When I moved in, there was one towel rod made of actual wood throughout the entire house. All other towel rods were made of 1/2" plastic pipe (safe for potable water, according to the printing on the pipe). Mostly, the rods are covered by towels, so I was never in a hurry to do anything about them.
In the picture above, you can see the wooden brackety gizmos that hold the towel rod to the wall, as well as the towel ring and toilet paper brackets (indistinguishable from the towel rod brackets, which makes sense given that one's a 28" rod, and one's a 6" springy rod, but both hang about the same distance from the wall. Also, the off-white pipe running across the sink, that was a towel rod, just 10 hours ago.
Even though I was in no hurry to get rid of the old rods and rings and whatnot, I'm glad to have replaced them. In one bathroom, anyway. The same stuff lives on in two other bathrooms.
I planned out where everything should go, based on how I have lived in that bathroom over the past several years. A little more room here, make that higher, now start drilling. Only after the towel bar and towel ring were anchored to the wall did I realize I wanted more space between the towel ring and the toilet paper. So everything moved. At that point, it was about midnight, and there's really no benefit in drilling through sheetrock at midnight - it will all be there in the morning. So this morning, I attacked it again, and I realized that the position that I had selected for the toilet paper had to change, too (which might have made the repositioning of the towel bar and towel ring unnecessary). Fortunately, I hadn't installed the toilet paper hanger yet, so it was less frustrating to change my mind.

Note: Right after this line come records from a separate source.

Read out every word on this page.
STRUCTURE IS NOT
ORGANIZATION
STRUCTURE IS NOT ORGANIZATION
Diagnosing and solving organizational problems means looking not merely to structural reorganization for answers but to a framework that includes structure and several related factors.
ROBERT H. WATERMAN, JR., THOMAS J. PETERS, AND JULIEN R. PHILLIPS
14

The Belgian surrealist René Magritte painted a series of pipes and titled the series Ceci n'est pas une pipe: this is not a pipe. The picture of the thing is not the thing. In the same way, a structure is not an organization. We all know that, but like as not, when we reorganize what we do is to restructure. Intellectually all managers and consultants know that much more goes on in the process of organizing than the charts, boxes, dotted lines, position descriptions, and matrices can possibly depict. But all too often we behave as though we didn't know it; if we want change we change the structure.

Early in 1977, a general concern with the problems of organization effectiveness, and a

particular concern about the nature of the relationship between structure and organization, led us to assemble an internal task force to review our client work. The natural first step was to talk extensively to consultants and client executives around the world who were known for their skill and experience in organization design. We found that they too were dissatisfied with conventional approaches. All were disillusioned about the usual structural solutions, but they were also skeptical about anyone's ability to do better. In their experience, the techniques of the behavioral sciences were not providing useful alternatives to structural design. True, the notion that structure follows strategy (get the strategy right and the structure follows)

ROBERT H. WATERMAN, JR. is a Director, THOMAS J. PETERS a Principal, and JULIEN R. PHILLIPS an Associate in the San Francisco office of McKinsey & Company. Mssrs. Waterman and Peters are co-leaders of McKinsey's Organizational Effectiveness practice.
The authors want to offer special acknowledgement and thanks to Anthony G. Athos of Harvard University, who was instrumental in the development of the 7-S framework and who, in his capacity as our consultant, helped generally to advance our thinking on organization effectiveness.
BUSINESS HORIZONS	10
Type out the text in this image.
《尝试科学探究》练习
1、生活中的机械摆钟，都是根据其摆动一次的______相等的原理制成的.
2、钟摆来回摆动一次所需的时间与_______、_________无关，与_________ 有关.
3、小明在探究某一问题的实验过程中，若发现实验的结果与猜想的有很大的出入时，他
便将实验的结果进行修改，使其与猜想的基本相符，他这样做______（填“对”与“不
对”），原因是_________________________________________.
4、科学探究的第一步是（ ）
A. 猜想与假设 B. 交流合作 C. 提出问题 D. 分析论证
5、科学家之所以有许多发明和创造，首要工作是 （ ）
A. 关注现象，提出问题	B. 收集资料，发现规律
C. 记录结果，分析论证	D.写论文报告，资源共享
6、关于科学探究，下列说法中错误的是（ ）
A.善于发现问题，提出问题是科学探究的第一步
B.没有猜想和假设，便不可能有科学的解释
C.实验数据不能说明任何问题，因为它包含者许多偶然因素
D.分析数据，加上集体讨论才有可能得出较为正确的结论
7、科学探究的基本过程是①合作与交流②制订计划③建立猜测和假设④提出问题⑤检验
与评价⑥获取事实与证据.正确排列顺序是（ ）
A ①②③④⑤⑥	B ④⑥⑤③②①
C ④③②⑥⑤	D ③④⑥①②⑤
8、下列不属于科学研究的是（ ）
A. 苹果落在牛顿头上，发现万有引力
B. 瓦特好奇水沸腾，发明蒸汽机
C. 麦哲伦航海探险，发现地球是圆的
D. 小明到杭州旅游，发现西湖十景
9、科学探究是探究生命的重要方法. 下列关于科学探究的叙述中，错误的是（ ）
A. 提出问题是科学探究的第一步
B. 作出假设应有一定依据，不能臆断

You can see several spots behind the towels and whatnot, some of them are holes that I drilled in my indecision (looking like I've got a bad case of bathroom vampires, or somebody's been prospecting, digging holes, looking for oil, gold, or maybe the fabled veins of brushed nickel this bathroom's famous for). Some of the spots are the old sheetrock anchors from where the previous brackets were.
So, spackle and a putty knife are on my shopping list, next time I go to Home Depot.
If you look carefully at the first picture, you can see a sink drain assembly - I'm also going to replace the faucet, and I got started on that project, but the nuts holding the faucet to the sink are pretty snug, and way out of my comfortable reach. There's a bunch of tools that I could pick up at Home Depot, but if I need two pipe wrenches for this job, is it really worth it? Seems like I could hire somebody who has pipe wrenches and does this sort of thing for a living, and it might make more sense.